又その他の死亡原因を見ると死産が増加しており、赤痢、ハシカ、交通事故などによるものが多くなっている。交通事故防止は六三型に乘らず、飛行機にも乘らないこと(?)。
全体として死亡者と年齢とはどんな関係にあるだろうか。ほぼ満10歳に至るまでに死亡者数は年々急激に減少し、満10歳頃には最も少なくなり、その後は又増えだし、満70歳~80歳が最も多くなり、その後再び少なくなって行くことが多くの国で一般的な傾向として認められている。
又、他の生物と比較してみると、クマ(50年)ハト(50年)ラクダ(50~60年)と人間とはほぼ同じ位の壽命を持つものでも、「クマ生60年」「ハト生60年」となるはずはなく、寿命を人為的にどんどん延ばして行くのが人間の特徴である。もっとも他の生物と比較するにあたっては百分壽命といって、その最高寿命を百とし、全体を百等分し夫々の種類において死亡数がどのように分布しているかを以って比較するのであるが、それを用いてもクマ、ハト共に壽命が延びて行くことはないだろう(たとえ延びても微々たるもので比較にならない)。
そこで我々は既に死亡原因の大きな一つである早産、死産も過ぎ、ハシカの心配も少なくなり、老衰は致し方ないとするならば、まず病魔の予防を怠らないようにすると共に、自殺などもせず、長く生きようではないか。
(筆者は本校生物班班長)
<70年超後で自分の論文を読んで>
高校時代の小論文を読んで
2023.6. 船 曵 孝 彦
昭和27年に都立戸山高校新聞に生物班研究として寄せた『人生六十年=三年のびた壽命』のコピーをひょんなことから手にすることが出来た。
文章の校正や、著者名が舟曵とご印刷されていることからして、印刷上の校正も十分行われていないなどの難点はあるが、最少限度の校正をして読み返してみると、十分読むに堪える内容になった。また当時と現代の統計資料を検索し、比較し直してみた。
先ず、寿命が60年となったことがニュースであることに今昔の感がある。現在男性81.5歳、女性87.6歳と比べると20年以上の差があり、当時では思いもしなかった差である。出生率は1000人当たり25.6人と下がったとしているが、現代の1000人当たり0.6人とは2桁も違い、一方の死亡率も1000人当たり10人(アメリカ並みとなったと喜んでいる)と、現在の0.13人とはやはり2桁違っている。
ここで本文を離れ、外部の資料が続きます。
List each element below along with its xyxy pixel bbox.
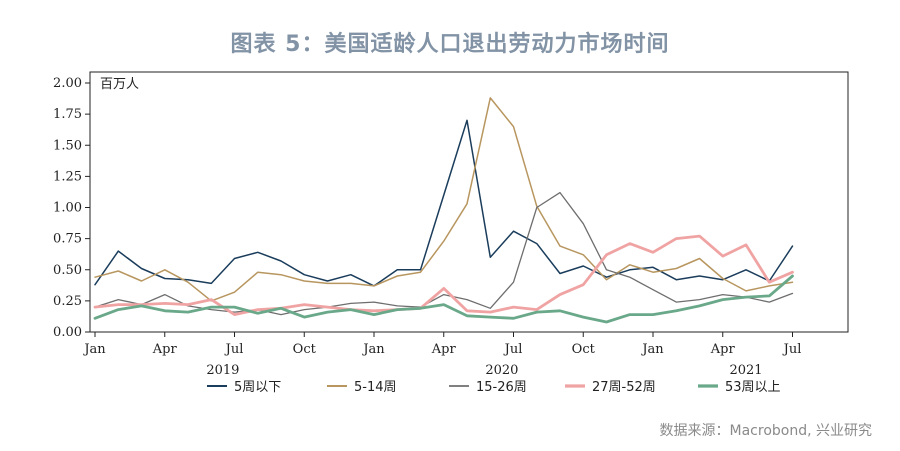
y-tick-label: 0.25 — [53, 294, 82, 309]
series-line-2 — [94, 97, 794, 302]
series-lines — [93, 97, 794, 324]
y-tick-label: 2.00 — [53, 76, 82, 91]
year-label: 2020 — [485, 363, 518, 378]
x-tick-label: Jan — [640, 342, 664, 357]
y-tick-label: 1.50 — [53, 138, 82, 153]
series-line-4 — [93, 234, 794, 317]
year-label: 2021 — [729, 363, 762, 378]
y-tick-label: 0.75 — [53, 232, 82, 247]
year-label: 2019 — [206, 363, 239, 378]
plot-frame — [89, 71, 849, 333]
x-tick-label: Oct — [572, 342, 596, 357]
x-tick-label: Jul — [503, 342, 523, 357]
x-tick-label: Apr — [431, 342, 457, 357]
y-tick-label: 0.00 — [53, 325, 82, 340]
legend-label: 27周-52周 — [592, 380, 656, 395]
x-tick-label: Jul — [224, 342, 244, 357]
x-tick-label: Jan — [361, 342, 385, 357]
legend-label: 15-26周 — [476, 380, 527, 395]
x-tick-label: Apr — [710, 342, 736, 357]
y-tick-label: 1.75 — [53, 107, 82, 122]
y-tick-label: 0.50 — [53, 263, 82, 278]
legend: 5周以下 5-14周 15-26周 27周-52周 53周以上 — [207, 380, 781, 395]
legend-label: 5-14周 — [354, 380, 397, 395]
y-tick-label: 1.25 — [53, 169, 82, 184]
source-note: 数据来源：Macrobond, 兴业研究 — [659, 423, 872, 439]
x-tick-label: Jan — [82, 342, 106, 357]
chart-title: 图表 5：美国适龄人口退出劳动力市场时间 — [230, 32, 670, 57]
unit-label: 百万人 — [100, 77, 139, 92]
x-tick-label: Apr — [152, 342, 178, 357]
legend-label: 53周以上 — [725, 380, 781, 395]
x-tick-label: Oct — [293, 342, 317, 357]
axes: 0.00 0.25 0.50 0.75 1.00 1.25 1.50 1.75 2.00 Jan A… — [53, 71, 849, 378]
x-tick-label: Jul — [782, 342, 802, 357]
legend-label: 5周以下 — [234, 380, 281, 395]
series-line-5 — [93, 274, 794, 324]
series-line-1 — [94, 119, 794, 287]
y-tick-label: 1.00 — [53, 201, 82, 216]
series-line-3 — [94, 191, 794, 316]
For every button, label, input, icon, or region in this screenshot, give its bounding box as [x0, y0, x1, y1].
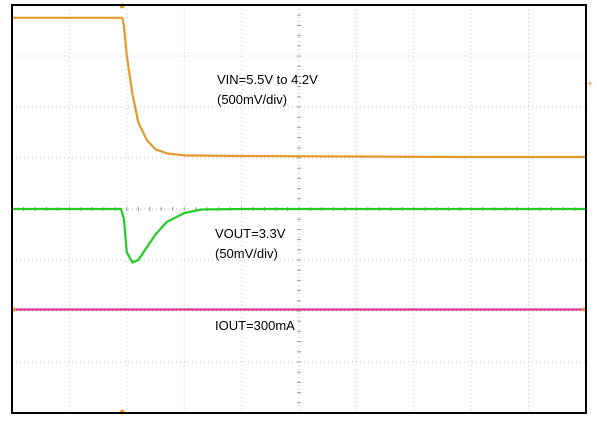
iout-label: IOUT=300mA [215, 318, 295, 333]
trace-vout [12, 207, 586, 264]
traces [12, 16, 586, 311]
vin-label: VIN=5.5V to 4.2V [217, 72, 318, 87]
screen-border [11, 4, 587, 414]
vin-scale-label: (500mV/div) [217, 92, 287, 107]
vout-label: VOUT=3.3V [215, 226, 286, 241]
trigger-level-marker: + [587, 80, 593, 91]
trace-vin [12, 16, 586, 159]
vout-scale-label: (50mV/div) [215, 246, 278, 261]
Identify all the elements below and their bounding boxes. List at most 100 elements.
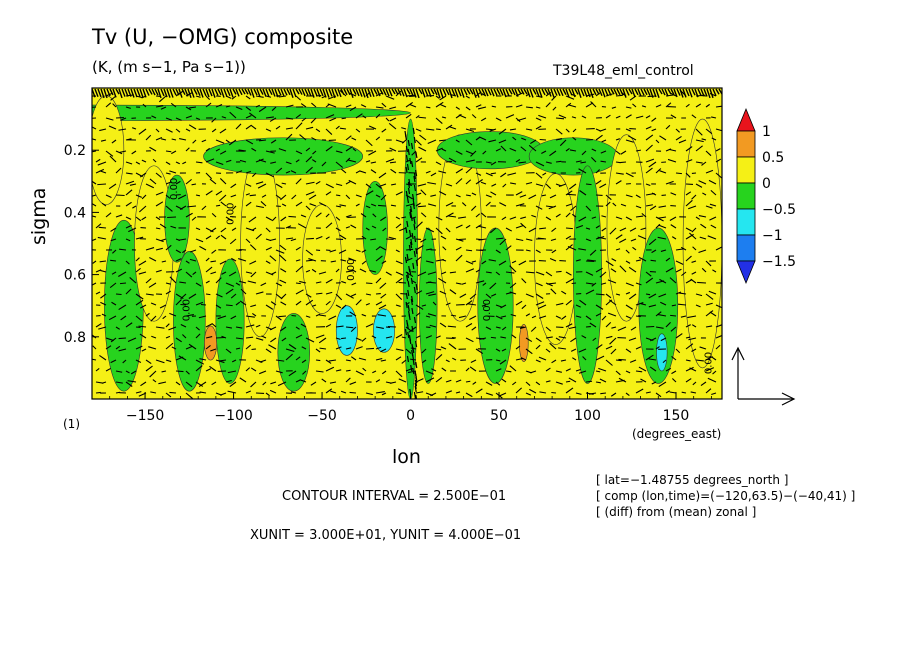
wind-vector: [635, 346, 642, 350]
wind-vector: [575, 304, 581, 308]
equator-vector-band: [413, 235, 417, 243]
top-vector-band: [667, 88, 672, 95]
wind-vector: [178, 238, 187, 241]
wind-vector: [658, 205, 667, 208]
wind-vector: [645, 167, 653, 174]
wind-vector: [118, 271, 127, 277]
wind-vector: [411, 216, 417, 219]
wind-vector: [175, 370, 184, 373]
wind-vector: [565, 271, 572, 276]
wind-vector: [447, 325, 457, 328]
wind-vector: [325, 183, 334, 189]
wind-vector: [600, 392, 607, 395]
heatmap-patch: [656, 333, 668, 372]
wind-vector: [590, 101, 597, 108]
wind-vector: [368, 125, 377, 130]
wind-vector: [425, 170, 431, 174]
wind-vector: [348, 257, 357, 262]
wind-vector: [495, 249, 501, 254]
wind-vector: [465, 224, 471, 229]
wind-vector: [225, 348, 232, 354]
wind-vector: [441, 367, 447, 372]
wind-vector: [595, 293, 605, 296]
wind-vector: [641, 105, 647, 108]
equator-vector-band: [409, 337, 412, 345]
wind-vector: [215, 103, 223, 108]
top-vector-band: [286, 88, 291, 96]
wind-vector: [375, 277, 382, 284]
wind-vector: [105, 150, 114, 157]
x-unit-label: (degrees_east): [632, 427, 722, 441]
heatmap-patch: [373, 308, 395, 353]
wind-vector: [625, 392, 630, 396]
wind-vector: [261, 335, 267, 339]
wind-vector: [578, 248, 587, 251]
wind-vector: [277, 381, 287, 387]
wind-vector: [699, 346, 707, 350]
wind-vector: [95, 391, 101, 394]
wind-vector: [245, 390, 251, 394]
wind-vector: [225, 105, 231, 108]
wind-vector: [405, 101, 414, 108]
wind-vector: [470, 205, 477, 211]
wind-vector: [340, 259, 347, 262]
wind-vector: [692, 381, 697, 386]
wind-vector: [98, 226, 107, 229]
wind-vector: [399, 227, 407, 232]
wind-vector: [315, 180, 321, 185]
equator-vector-band: [406, 253, 409, 261]
wind-vector: [615, 180, 622, 185]
wind-vector: [528, 194, 537, 200]
wind-vector: [118, 337, 127, 340]
wind-vector: [135, 299, 144, 306]
wind-vector: [535, 117, 542, 121]
wind-vector: [105, 337, 114, 342]
wind-vector: [455, 106, 461, 110]
wind-vector: [485, 271, 492, 274]
wind-vector: [375, 346, 382, 350]
wind-vector: [512, 136, 517, 141]
wind-vector: [671, 378, 677, 383]
wind-vector: [175, 337, 182, 343]
wind-vector: [645, 183, 651, 187]
wind-vector: [265, 392, 270, 397]
wind-vector: [401, 216, 407, 219]
wind-vector: [628, 337, 637, 342]
heatmap-patch: [173, 250, 206, 392]
wind-vector: [440, 346, 447, 350]
wind-vector: [648, 358, 657, 361]
wind-vector: [345, 347, 352, 350]
wind-vector: [335, 125, 340, 130]
wind-vector: [488, 139, 497, 143]
wind-vector: [535, 271, 545, 276]
wind-vector: [395, 249, 400, 253]
wind-vector: [510, 182, 517, 185]
wind-vector: [381, 370, 387, 375]
wind-vector: [515, 159, 521, 163]
top-vector-band: [445, 88, 450, 96]
wind-vector: [551, 391, 557, 394]
top-vector-band: [502, 88, 507, 98]
wind-vector: [92, 345, 97, 350]
wind-vector: [215, 190, 223, 196]
wind-vector: [129, 183, 137, 186]
wind-vector: [601, 215, 607, 218]
top-vector-band: [694, 88, 699, 98]
wind-vector: [428, 281, 437, 284]
wind-vector: [465, 179, 472, 185]
wind-vector: [409, 103, 417, 108]
top-vector-band: [421, 88, 426, 98]
top-vector-band: [388, 88, 393, 97]
wind-vector: [517, 117, 527, 122]
wind-vector: [195, 326, 200, 331]
wind-vector: [221, 335, 227, 339]
wind-vector: [185, 260, 190, 264]
top-vector-band: [250, 88, 255, 98]
wind-vector: [707, 377, 717, 383]
wind-vector: [281, 203, 287, 207]
wind-vector: [185, 212, 193, 218]
wind-vector: [438, 277, 447, 284]
wind-vector: [132, 127, 137, 130]
wind-vector: [250, 271, 257, 278]
wind-vector: [205, 368, 212, 372]
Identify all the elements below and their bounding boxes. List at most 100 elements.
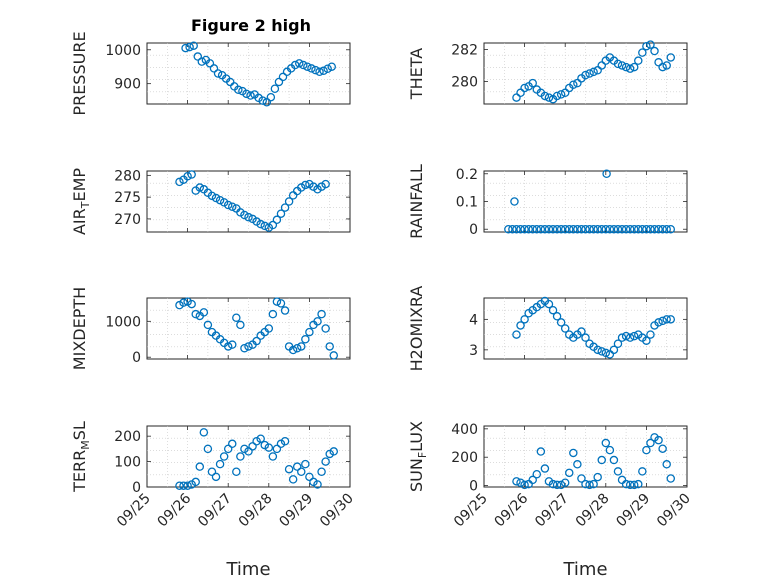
data-point: [244, 447, 253, 456]
y-axis-label: SUNFLUX: [407, 421, 429, 492]
data-point: [556, 480, 566, 490]
data-point: [199, 428, 209, 437]
data-point: [508, 224, 517, 234]
data-point: [625, 480, 635, 490]
data-point: [658, 62, 667, 72]
x-axis-label: Time: [562, 559, 607, 580]
data-point: [621, 331, 631, 341]
data-point: [589, 224, 598, 234]
data-point: [552, 312, 562, 321]
data-point: [294, 59, 304, 68]
data-point: [569, 224, 578, 234]
data-point: [654, 224, 663, 234]
data-point: [540, 224, 550, 234]
data-point: [288, 345, 298, 355]
data-point: [272, 215, 282, 225]
data-point: [532, 469, 542, 479]
data-point: [317, 467, 326, 476]
data-point: [638, 224, 647, 234]
y-axis-label: TERRMSL: [70, 421, 92, 493]
data-point: [510, 197, 519, 206]
y-tick-label: 400: [451, 422, 478, 438]
data-point: [581, 224, 590, 234]
data-point: [634, 56, 643, 65]
data-point: [625, 224, 635, 234]
data-point: [589, 67, 598, 77]
data-point: [203, 320, 213, 330]
data-point: [540, 91, 550, 101]
subplot-terr-msl: 0 100 200 09/25 09/26 09/27 09/28 09/29 09/30 Tim…: [70, 421, 357, 580]
data-point: [654, 435, 663, 445]
data-point: [512, 224, 521, 234]
data-point: [528, 224, 537, 234]
y-axis-label: MIXDEPTH: [70, 287, 89, 370]
data-point: [601, 224, 611, 234]
data-point: [205, 59, 215, 68]
data-point: [301, 459, 310, 469]
data-point: [297, 342, 306, 351]
subplot-air-temp: 270 275 280 AIRTEMP: [70, 168, 351, 235]
data-point: [299, 60, 308, 70]
data-point: [175, 177, 184, 187]
data-point: [240, 343, 249, 353]
data-point: [228, 340, 237, 349]
y-axis-label: THETA: [407, 48, 426, 100]
data-point: [581, 70, 590, 80]
data-point: [244, 212, 253, 222]
figure-title: Figure 2 high: [191, 16, 311, 35]
data-point: [290, 60, 300, 70]
data-point: [646, 330, 655, 339]
y-tick-label: 282: [451, 42, 478, 58]
data-point: [327, 62, 336, 71]
data-point: [585, 480, 594, 490]
data-point: [207, 467, 217, 476]
y-tick-label: 280: [114, 168, 141, 184]
data-point: [617, 333, 627, 342]
data-point: [536, 447, 546, 456]
y-tick-label: 4: [469, 312, 478, 328]
x-tick-label: 09/27: [195, 491, 235, 531]
data-point: [262, 98, 272, 107]
data-point: [292, 462, 302, 471]
data-point: [183, 481, 192, 490]
data-point: [307, 64, 316, 73]
data-point: [544, 299, 554, 309]
data-point: [313, 480, 322, 489]
data-point: [646, 224, 655, 234]
y-tick-label: 200: [114, 429, 141, 445]
subplot-theta: 280 282 THETA: [407, 40, 688, 105]
data-point: [266, 92, 276, 102]
data-point: [215, 459, 225, 469]
data-point: [658, 316, 667, 326]
data-point: [504, 224, 513, 234]
y-axis-label: AIRTEMP: [70, 168, 92, 235]
data-point: [292, 343, 302, 353]
x-tick-label: 09/29: [276, 491, 316, 531]
data-point: [662, 224, 671, 234]
data-point: [601, 348, 611, 358]
data-point: [528, 475, 537, 485]
data-point: [650, 224, 659, 234]
data-point: [272, 297, 282, 306]
data-point: [301, 180, 310, 190]
data-point: [268, 452, 278, 461]
data-point: [577, 224, 586, 234]
y-tick-label: 275: [114, 190, 141, 206]
data-point: [532, 224, 542, 234]
data-point: [569, 448, 578, 458]
y-tick-label: 200: [451, 450, 478, 466]
data-point: [179, 481, 188, 490]
x-tick-label: 09/26: [155, 490, 195, 530]
x-tick-label: 09/26: [492, 490, 532, 530]
data-point: [581, 333, 590, 342]
y-axis-label: PRESSURE: [70, 31, 89, 115]
data-point: [313, 317, 322, 326]
data-point: [573, 460, 582, 469]
data-point: [207, 191, 217, 201]
data-point: [617, 61, 627, 70]
x-tick-label: 09/28: [236, 491, 276, 531]
data-point: [185, 42, 194, 52]
data-point: [191, 309, 200, 319]
data-point: [629, 480, 639, 490]
y-tick-label: 280: [451, 75, 478, 91]
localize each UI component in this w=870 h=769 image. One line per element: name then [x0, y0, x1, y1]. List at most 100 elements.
総人口は8,457万人(論文中には出てこない)から今の1億2450万人とほぼ5割増しになっているが、秋田県の人口が130万人、京都市・姫路市合わせて130万人というのにも驚く。日本で3番目の大都市京都が百万都市になるかどうかの境目だったとは。
当時の死亡率を低下させた原因について、まだ戦後間もない時期であり、西欧諸国の文明に驚いている時代であった。
まず結核死亡、特に青年層での減少を挙げている。抗結核剤の出現以前は結核イコール死と見做されていた。実はすぐ後からペニシリンなどの一般抗生剤の普及も大きく貢献したのだが、感染症の世界は全く様変わりした。戦前に脊椎カリエス、混合感染を患った私自身はよく生き残れたと思う。現在結核による死亡は激減し、抵抗力の低下した老人の病となっている。結核国の汚名が除かれたことは喜ばしいことである。
そして感染症は今回の新型コロナウィルスのような次から次にと発見されるウィルスの時代となった。
他の死因について、死産、赤痢、ハシカが出ていることも当時を反映している。当時はどこにでもある感染症だった赤痢は、最近耳にすることもなくなった。また、交通事故死が問題なりつつあった頃でもあった。
高校生として学んだ時から、実に71年という月日が流れ、87年余りを生き抜いてきたことを振り返り、社会情勢の劇的変化を思い知らされた貴重な資料となった。